Pensando nisso, Ronald aponta as métricas que realmente importam para CEOs em 2026, aquelas que saem do campo operacional e entram no território estratégico:
- Lead Time (tempo de entrega ponta a ponta)
Mais do que medir velocidade isolada, o lead time avalia o tempo total entre a concepção de uma demanda e sua entrega em produção. Segundo o relatório State of DevOps do Google Cloud, equipes de alta performance conseguem reduzir esse tempo em até 75%, aumentando a capacidade de resposta ao mercado. Para CEOs, isso significa agilidade com previsibilidade.
- Deployment Frequency (frequência de deploy)
Times que fazem deploys frequentes tendem a ter ciclos menores de feedback e menor risco por entrega. Organizações de elite chegam a realizar múltiplos deploys por dia, enquanto empresas tradicionais ainda operam em ciclos mensais ou trimestrais. A métrica indica maturidade técnica e eficiência operacional.
- Change Failure Rate (taxa de falhas em mudanças)
Não basta entregar rápido, é preciso entregar com qualidade. Essa métrica mede o percentual de deploys que geram incidentes ou falhas na produção. Times de alta performance mantêm taxas abaixo de 15%, segundo benchmarks do mercado, garantindo estabilidade mesmo em ambientes de alta velocidade.
- MTTR (Mean Time to Recovery)
O tempo médio de recuperação após falhas é um indicador direto da resiliência do squad. Empresas com operações maduras conseguem restaurar serviços em menos de uma hora, reduzindo o impacto financeiro e reputacional. Para o C-level, isso representa a mitigação de risco.
- Productivity per Developer (produtividade por desenvolvedor)

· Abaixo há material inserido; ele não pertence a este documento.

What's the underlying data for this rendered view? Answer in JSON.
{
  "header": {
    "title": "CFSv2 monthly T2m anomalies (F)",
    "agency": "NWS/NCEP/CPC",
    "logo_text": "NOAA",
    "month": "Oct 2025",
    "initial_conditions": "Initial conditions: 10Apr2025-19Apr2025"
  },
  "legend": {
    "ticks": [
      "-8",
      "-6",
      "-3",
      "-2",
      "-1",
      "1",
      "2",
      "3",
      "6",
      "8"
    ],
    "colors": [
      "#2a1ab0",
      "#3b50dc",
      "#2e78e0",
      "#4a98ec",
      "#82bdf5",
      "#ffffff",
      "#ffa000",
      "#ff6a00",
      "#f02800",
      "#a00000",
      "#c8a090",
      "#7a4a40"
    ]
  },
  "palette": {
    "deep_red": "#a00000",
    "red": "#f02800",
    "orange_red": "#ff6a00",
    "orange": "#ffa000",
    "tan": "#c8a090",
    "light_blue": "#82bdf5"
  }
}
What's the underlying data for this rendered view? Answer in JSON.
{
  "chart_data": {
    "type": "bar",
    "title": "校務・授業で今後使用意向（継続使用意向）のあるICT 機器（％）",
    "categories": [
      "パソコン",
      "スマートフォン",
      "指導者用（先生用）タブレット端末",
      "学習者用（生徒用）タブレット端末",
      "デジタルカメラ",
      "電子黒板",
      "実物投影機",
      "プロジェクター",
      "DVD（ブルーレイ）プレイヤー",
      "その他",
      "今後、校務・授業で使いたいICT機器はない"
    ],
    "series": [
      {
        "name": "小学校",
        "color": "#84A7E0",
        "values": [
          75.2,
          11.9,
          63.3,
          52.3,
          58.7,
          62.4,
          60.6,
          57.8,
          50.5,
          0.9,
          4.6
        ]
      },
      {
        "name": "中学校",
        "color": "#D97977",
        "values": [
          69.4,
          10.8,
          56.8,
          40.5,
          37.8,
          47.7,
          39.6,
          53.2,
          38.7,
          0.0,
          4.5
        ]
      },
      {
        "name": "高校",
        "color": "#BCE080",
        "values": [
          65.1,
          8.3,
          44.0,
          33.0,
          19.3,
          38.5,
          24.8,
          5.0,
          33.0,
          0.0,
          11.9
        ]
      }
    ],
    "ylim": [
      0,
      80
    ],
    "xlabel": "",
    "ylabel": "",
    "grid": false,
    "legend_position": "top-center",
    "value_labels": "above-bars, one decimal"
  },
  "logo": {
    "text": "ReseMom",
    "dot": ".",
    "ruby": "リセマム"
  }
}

Essa métrica considera entregas relevantes por profissional. Segundo estudo da Deloitte, empresas que medem produtividade com base em valor entregue e não em output técnico, têm até 20% mais eficiência em seus times.
- Customer Impact (impacto no cliente)
Métricas como NPS, churn e adoção de funcionalidades mostram se o squad está resolvendo problemas reais. Um estudo da Bain & Company aponta que empresas que lideram em experiência do cliente crescem receitas de 4% a 8% acima da média do mercado.

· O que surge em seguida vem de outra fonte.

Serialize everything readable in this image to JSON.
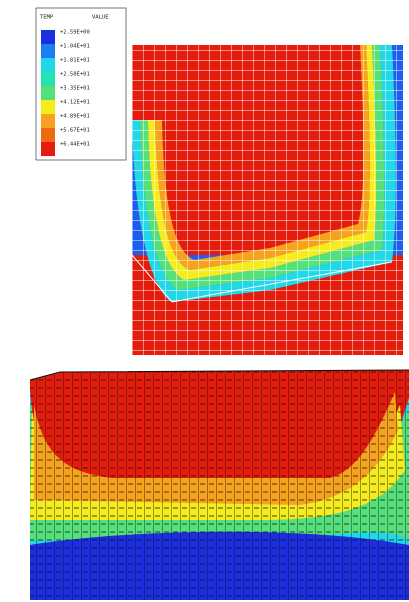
{
  "legend": {
    "header": [
      "TEMP",
      "VALUE"
    ],
    "values": [
      "+2.59E+00",
      "+1.04E+01",
      "+1.81E+01",
      "+2.58E+01",
      "+3.35E+01",
      "+4.12E+01",
      "+4.89E+01",
      "+5.67E+01",
      "+6.44E+01"
    ]
  }
}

- Revenue per Feature (receita por funcionalidade)
Cada entrega precisa ser conectada a impacto financeiro. Essa métrica avalia quanto uma nova feature contribui para geração ou retenção de receita, aproximando tecnologia das decisões estratégicas do negócio.

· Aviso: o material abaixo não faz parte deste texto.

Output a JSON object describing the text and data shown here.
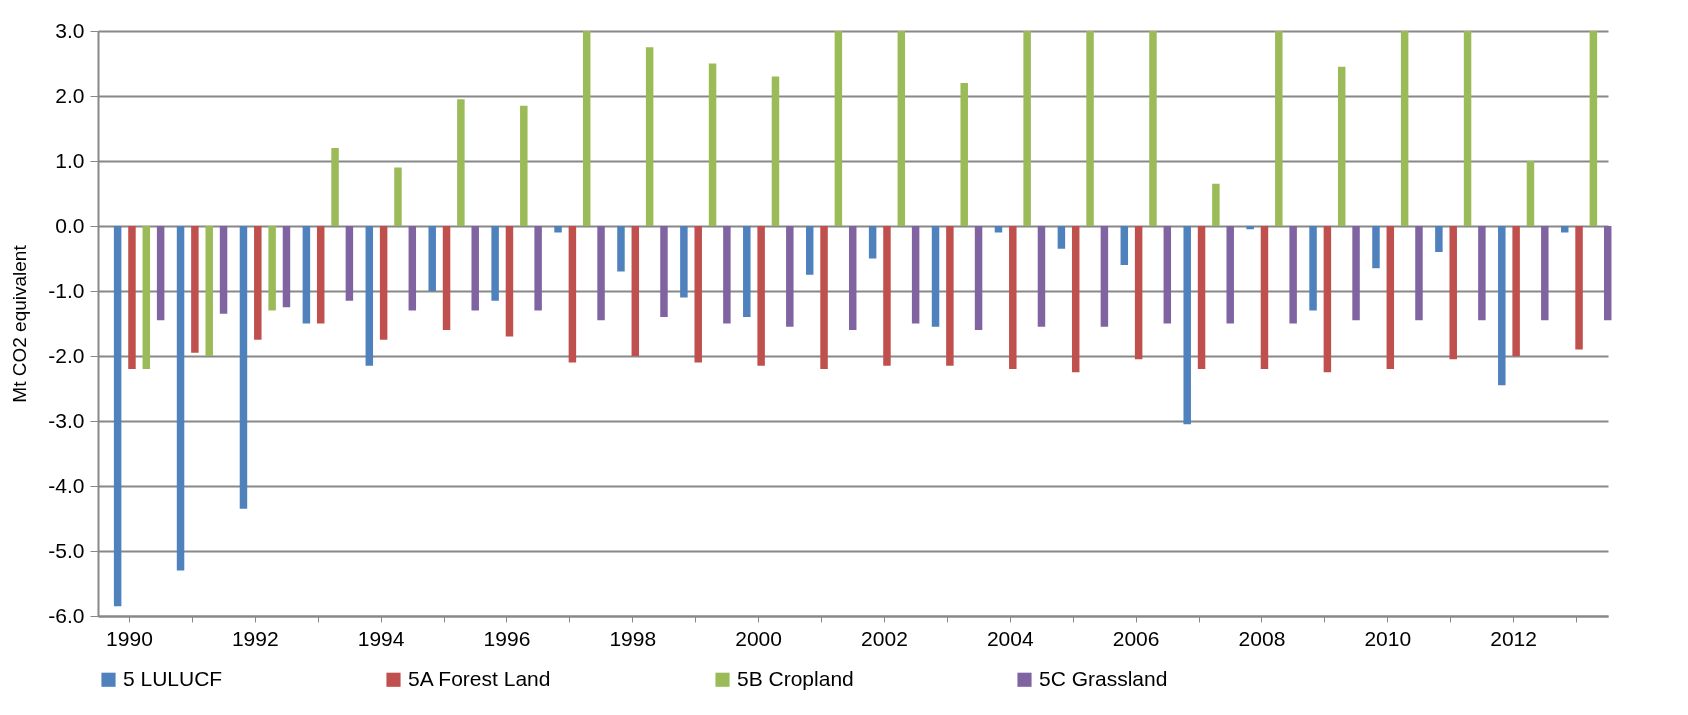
{
  "chart_data": {
    "type": "bar",
    "ylabel": "Mt CO2 equivalent",
    "categories": [
      "1990",
      null,
      "1992",
      null,
      "1994",
      null,
      "1996",
      null,
      "1998",
      null,
      "2000",
      null,
      "2002",
      null,
      "2004",
      null,
      "2006",
      null,
      "2008",
      null,
      "2010",
      null,
      "2012",
      null
    ],
    "series": [
      {
        "name": "5 LULUCF",
        "color": "#4f81bd",
        "values": [
          -5.85,
          -5.3,
          -4.35,
          -1.5,
          -2.15,
          -1.0,
          -1.15,
          -0.1,
          -0.7,
          -1.1,
          -1.4,
          -0.75,
          -0.5,
          -1.55,
          -0.1,
          -0.35,
          -0.6,
          -3.05,
          -0.05,
          -1.3,
          -0.65,
          -0.4,
          -2.45,
          -0.1
        ]
      },
      {
        "name": "5A Forest Land",
        "color": "#c0504d",
        "values": [
          -2.2,
          -1.95,
          -1.75,
          -1.5,
          -1.75,
          -1.6,
          -1.7,
          -2.1,
          -2.0,
          -2.1,
          -2.15,
          -2.2,
          -2.15,
          -2.15,
          -2.2,
          -2.25,
          -2.05,
          -2.2,
          -2.2,
          -2.25,
          -2.2,
          -2.05,
          -2.0,
          -1.9
        ]
      },
      {
        "name": "5B Cropland",
        "color": "#9bbb59",
        "values": [
          -2.2,
          -2.0,
          -1.3,
          1.2,
          0.9,
          1.95,
          1.85,
          3.0,
          2.75,
          2.5,
          2.3,
          3.0,
          3.0,
          2.2,
          3.0,
          3.0,
          3.0,
          0.65,
          3.0,
          2.45,
          3.0,
          3.0,
          1.0,
          3.0
        ]
      },
      {
        "name": "5C Grassland",
        "color": "#8064a2",
        "values": [
          -1.45,
          -1.35,
          -1.25,
          -1.15,
          -1.3,
          -1.3,
          -1.3,
          -1.45,
          -1.4,
          -1.5,
          -1.55,
          -1.6,
          -1.5,
          -1.6,
          -1.55,
          -1.55,
          -1.5,
          -1.5,
          -1.5,
          -1.45,
          -1.45,
          -1.45,
          -1.45,
          -1.45
        ]
      }
    ],
    "ylim": [
      -6,
      3
    ],
    "yticks": [
      {
        "value": 3,
        "label": "3.0"
      },
      {
        "value": 2,
        "label": "2.0"
      },
      {
        "value": 1,
        "label": "1.0"
      },
      {
        "value": 0,
        "label": "0.0"
      },
      {
        "value": -1,
        "label": "-1.0"
      },
      {
        "value": -2,
        "label": "-2.0"
      },
      {
        "value": -3,
        "label": "-3.0"
      },
      {
        "value": -4,
        "label": "-4.0"
      },
      {
        "value": -5,
        "label": "-5.0"
      },
      {
        "value": -6,
        "label": "-6.0"
      }
    ],
    "grid": "y",
    "legend": "bottom"
  }
}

- Cycle Time de experimentação
Squads orientados a produtos trabalham com hipóteses. Medir o tempo entre ideação, teste e validação permite acelerar aprendizado e reduzir desperdício. Empresas com cultura de experimentação conseguem testar até 5 vezes mais hipóteses por trimestre.
- Team Health Score (saúde do time)
A alta performance não se sustenta sem engajamento. Métricas internas de satisfação, colaboração e carga de trabalho ajudam a prevenir burnout e turnover, fatores que impactam diretamente a continuidade dos resultados.
- Alignment Score (alinhamento com o negócio)
Essa é uma métrica emergente, mas cada vez mais relevante: o quanto as entregas do squad estão conectadas aos OKRs e prioridades estratégicas da empresa. Squads desalinhados podem ser produtivos, mas não necessariamente eficazes.
No fim, a mudança mais relevante está na mentalidade, de sair de uma visão operacional de squads para uma lógica de geração de valor contínuo. Em 2026, CEOs que conseguem traduzir tecnologia em impacto mensurável, constroem organizações mais resilientes, adaptáveis e preparadas para competir em um mercado cada vez mais orientado por dados, velocidade e experiência do cliente.